Dictators Rejoice as Voice of America and Radio Free Europe Are Silenced
It would be hard to overstate how important the radio services were to the West’s victory in the Cold War.
Early in 1990, about three months after the Berlin Wall fell and Eastern Europe’s communist regimes imploded, I had the opportunity to travel through Hungary, Romania, and what was then still a unified Czechoslovakia. Many of the people I met during that trip told me what it had been like to live in a dictatorship where expressing criticism of the government could lead to persecution, imprisonment, or worse.
In Bucharest, one family showed me the hidden shelf in a closet where they kept the short-wave radio on which each evening they would listen to Radio Free Europe — the US government media outlet that beamed news to listeners in Eastern European countries, along with programs on religion, science, Western music, and literature banned under communism. Those American broadcasts, a rare source of uncensored information to ordinary men and women trapped behind the Iron Curtain, helped keep democratic hopes alive during the most frigid stretches of the Cold War.
A dozen years later, during a stay in Cuba, I visited Gisela Delgado and her husband Hector Palacios, courageous opponents of Fidel Castro’s dictatorship whose dissent took the form of a tiny private lending library stocked with smuggled-in books about freedom, democracy, and anticommunist resistance. At one point Delgado interrupted our conversation to gesture toward the open window. “Listen,” she said. “Do you hear?”

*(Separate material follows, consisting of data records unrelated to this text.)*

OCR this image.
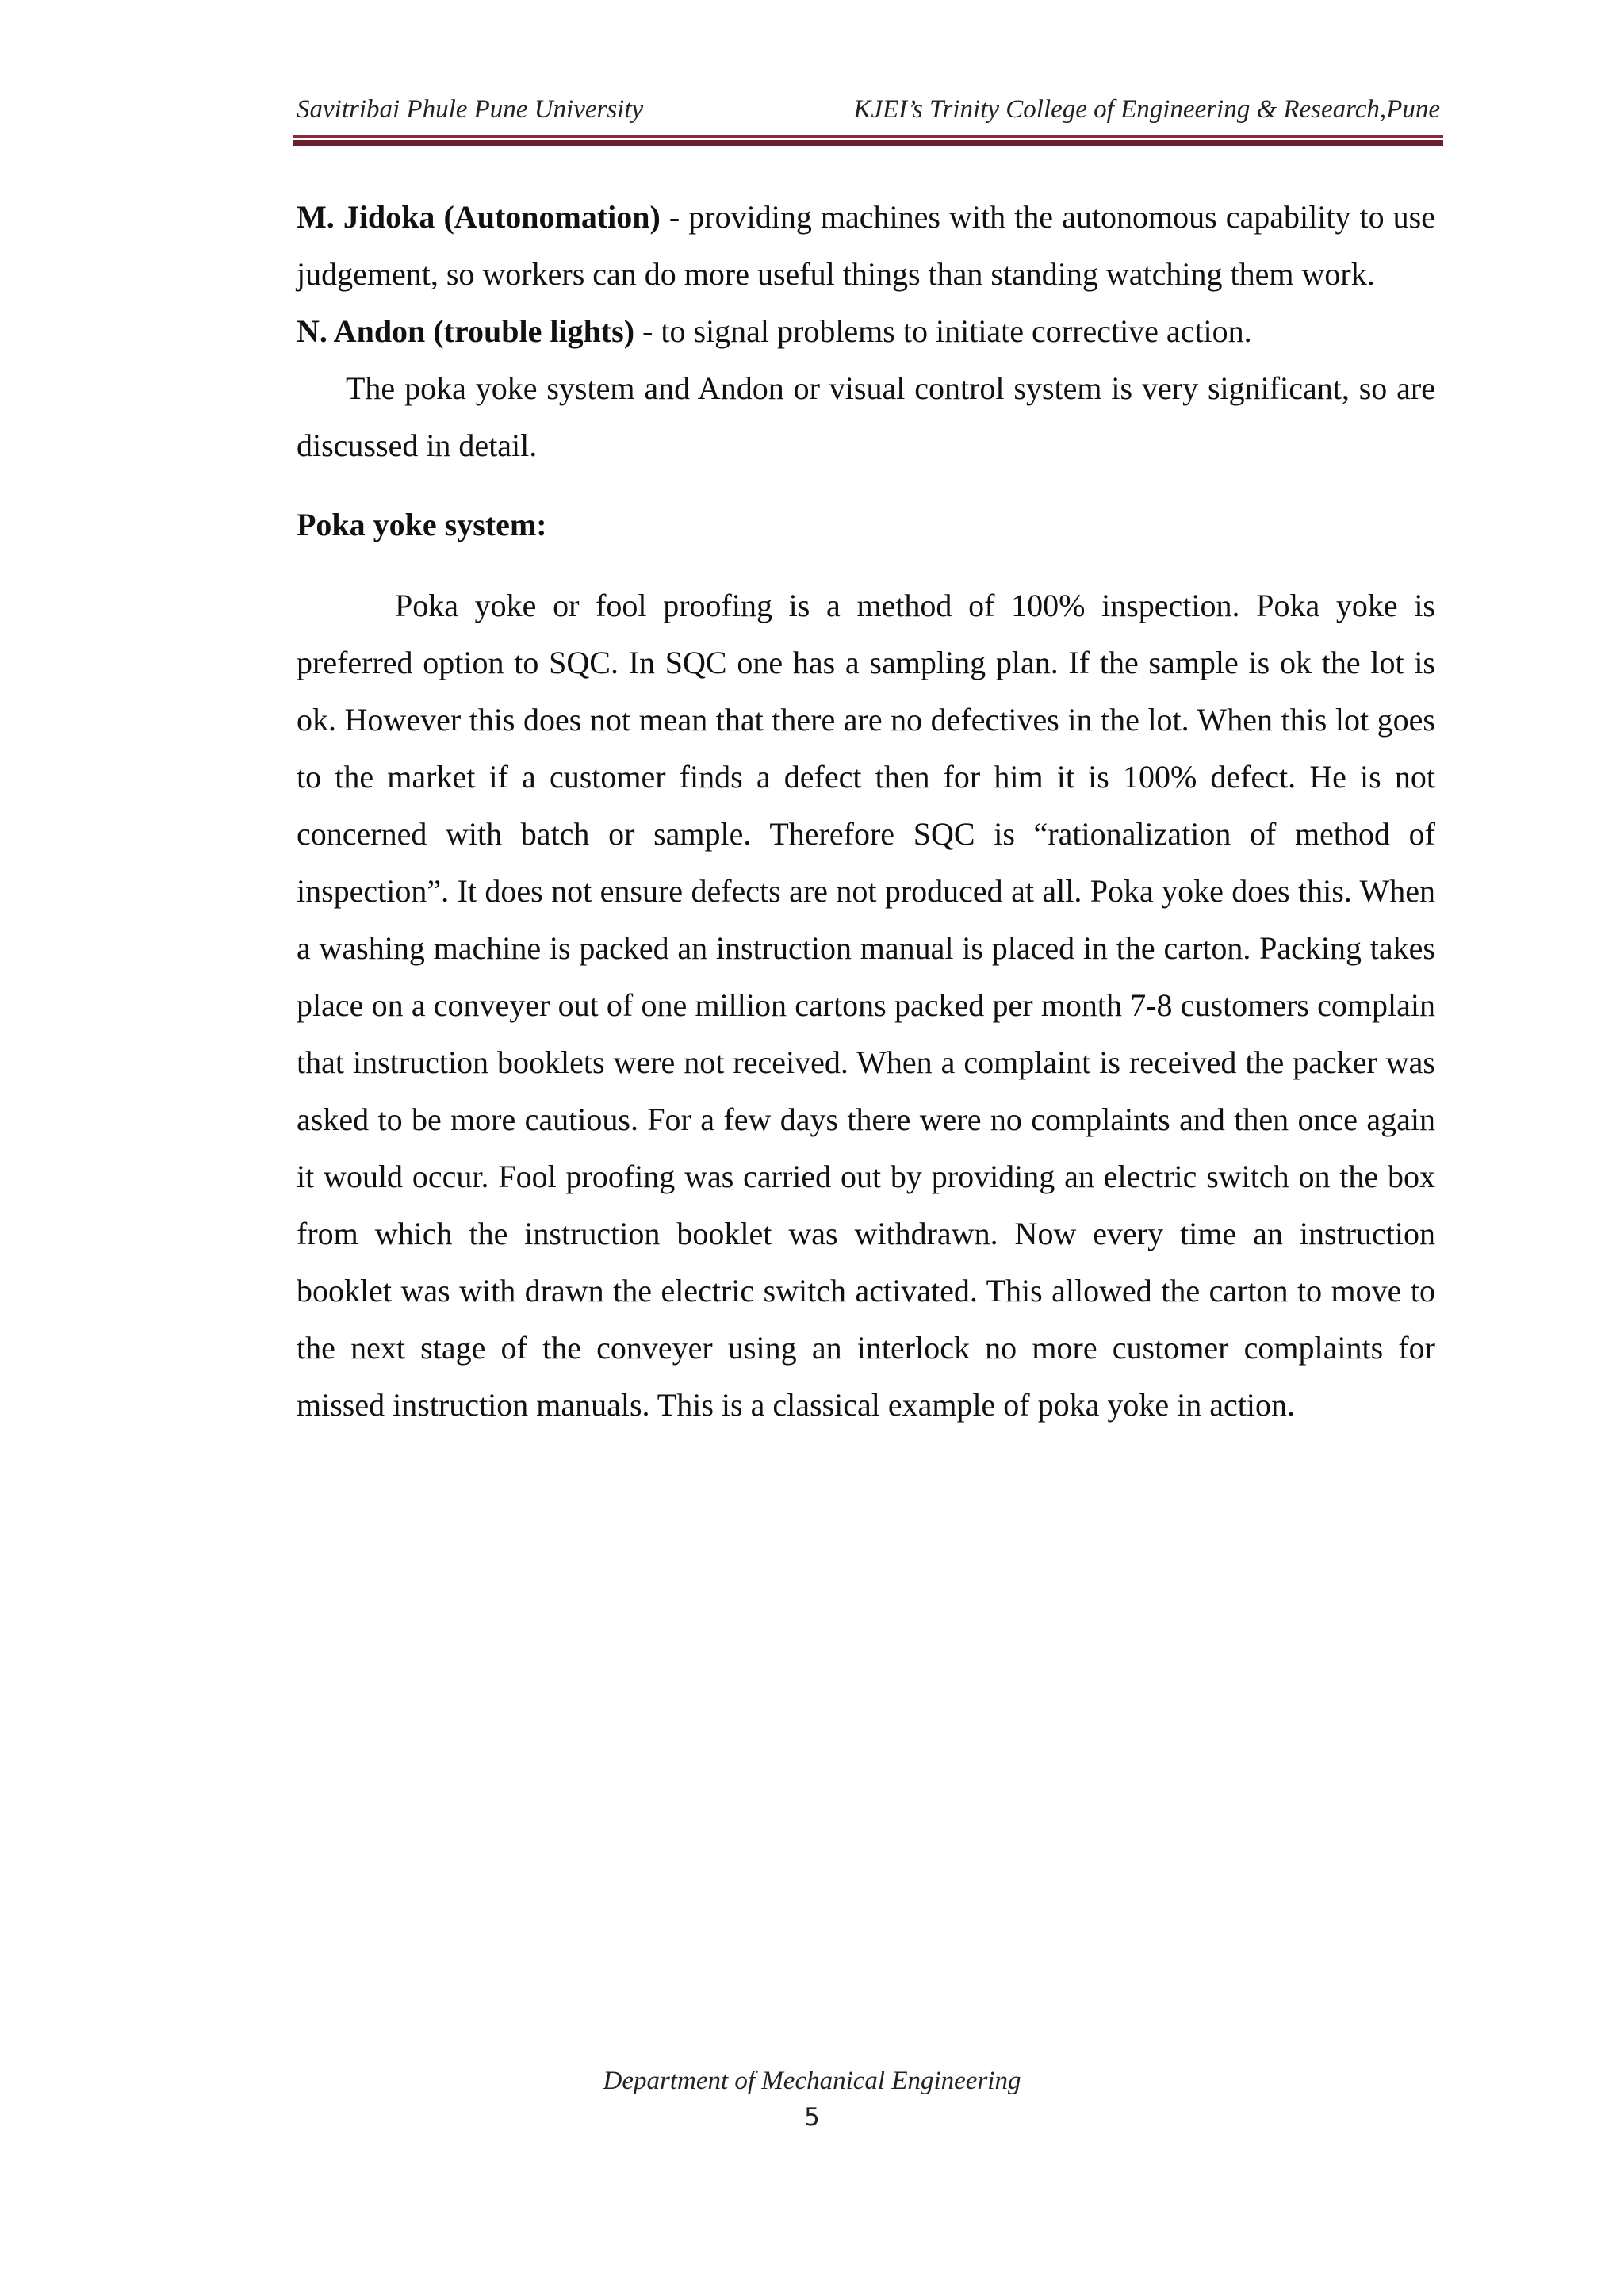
Savitribai Phule Pune University	KJEI’s Trinity College of Engineering & Research,Pune

M. Jidoka (Autonomation) - providing machines with the autonomous capability to use judgement, so workers can do more useful things than standing watching them work.

N. Andon (trouble lights) - to signal problems to initiate corrective action.

The poka yoke system and Andon or visual control system is very significant, so are discussed in detail.

Poka yoke system:

Poka yoke or fool proofing is a method of 100% inspection. Poka yoke is preferred option to SQC. In SQC one has a sampling plan. If the sample is ok the lot is ok. However this does not mean that there are no defectives in the lot. When this lot goes to the market if a customer finds a defect then for him it is 100% defect. He is not concerned with batch or sample. Therefore SQC is “rationalization of method of inspection”. It does not ensure defects are not produced at all. Poka yoke does this. When a washing machine is packed an instruction manual is placed in the carton. Packing takes place on a conveyer out of one million cartons packed per month 7-8 customers complain that instruction booklets were not received. When a complaint is received the packer was asked to be more cautious. For a few days there were no complaints and then once again it would occur. Fool proofing was carried out by providing an electric switch on the box from which the instruction booklet was withdrawn. Now every time an instruction booklet was with drawn the electric switch activated. This allowed the carton to move to the next stage of the conveyer using an interlock no more customer complaints for missed instruction manuals. This is a classical example of poka yoke in action.

Department of Mechanical Engineering
5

From two or three neighboring apartments came the notes of some tune I didn’t know. “That’s the theme music of the evening program on Radio Martí,” she told me. She was referring to the Miami-based broadcast service created to supply Cubans with news and commentary unimpeded by Castro’s censors.
Radio Free Europe and Radio Martí, as well as Radio Liberty, Radio Free Asia, and Voice of America — all overseen by the US Agency for Global Media, or USAGM — were created by Congress as a vehicle for “soft diplomacy,” a way to promote freedom of speech and independent journalism for the benefit of people in countries dominated by authoritarians. For countless listeners trapped in repressive societies, the radio services have been an inestimably precious lifeline. But over the weekend they became the latest victims of President Trump’s scorched-earth campaigns to eviscerate the federal bureaucracy and to penalize media outlets that don’t reflect the MAGA worldview.
On Friday night, Trump signed an executive order cutting off funding for USAGM and ordering its operations to cease “to the maximum extent consistent with applicable law.” On Saturday, a follow-up statement attacked Voice of America as a hotbed of “radical propaganda.” According to VOA director Michael Abramowitz, more than 1,300 journalists, producers, and support staff have been placed on administrative leave.
It would be hard to overstate how important the radio services were to the West’s victory in the Cold War.
Václav Havel, the playwright, poet, and dissident who became Czechoslovakia’s first democratically elected president after the fall of communism, used to say that he learned about the United States from the Voice of America — and about his own country through Radio Free Europe. Lech Walesa, the charismatic electrician and trade union activist who led the struggle to topple communist rule in Poland, was once asked what Radio Free Europe had meant to the triumph of Polish democracy. He answered: “Would there be an earth without the sun?”
There have always been critiques of the journalism produced by VOA and the other broadcasters. As far back as 1980, for example, Aleksandr Solzhenitsyn lamented that the radio stations were “constantly trying not to arouse the anger of the Soviet leadership.”
More commonly, though, hostility toward the media outlets has come from totalitarian regimes, which bitterly resent programming they cannot control and try to suppress it by jamming radio signals and making it illegal to tune in. In the United States, the biggest foes of operations like Voice of America and Radio Martí tended to be Democrats, who regarded them as impediments to US-Soviet détente or to normalizing relations with Havana. Ironic, then, that the latest assault on the freedom broadcasters should come from the Republican Trump administration.
The political labels don’t matter to the despots in Moscow, Beijing, and Tehran. They excel at disseminating propaganda, disinformation, and lies, and they will gain the most if Trump succeeds in silencing VOA and the other stations. When news of the White House order broke, the Russian opposition leader Vladimir Kara-Murza — who spent more than two years in prison for criticizing Russia’s war in Ukraine — tartly observed: “One more champagne bottle opened in the Kremlin. They must be running out by now.”
With each passing week it becomes clearer that the world’s liberal democracies can no longer count on the loyalty or sympathy of America’s highest-ranking officials. Once Radio Martí, Radio Free Asia, and their sister stations have been gutted, what’s next?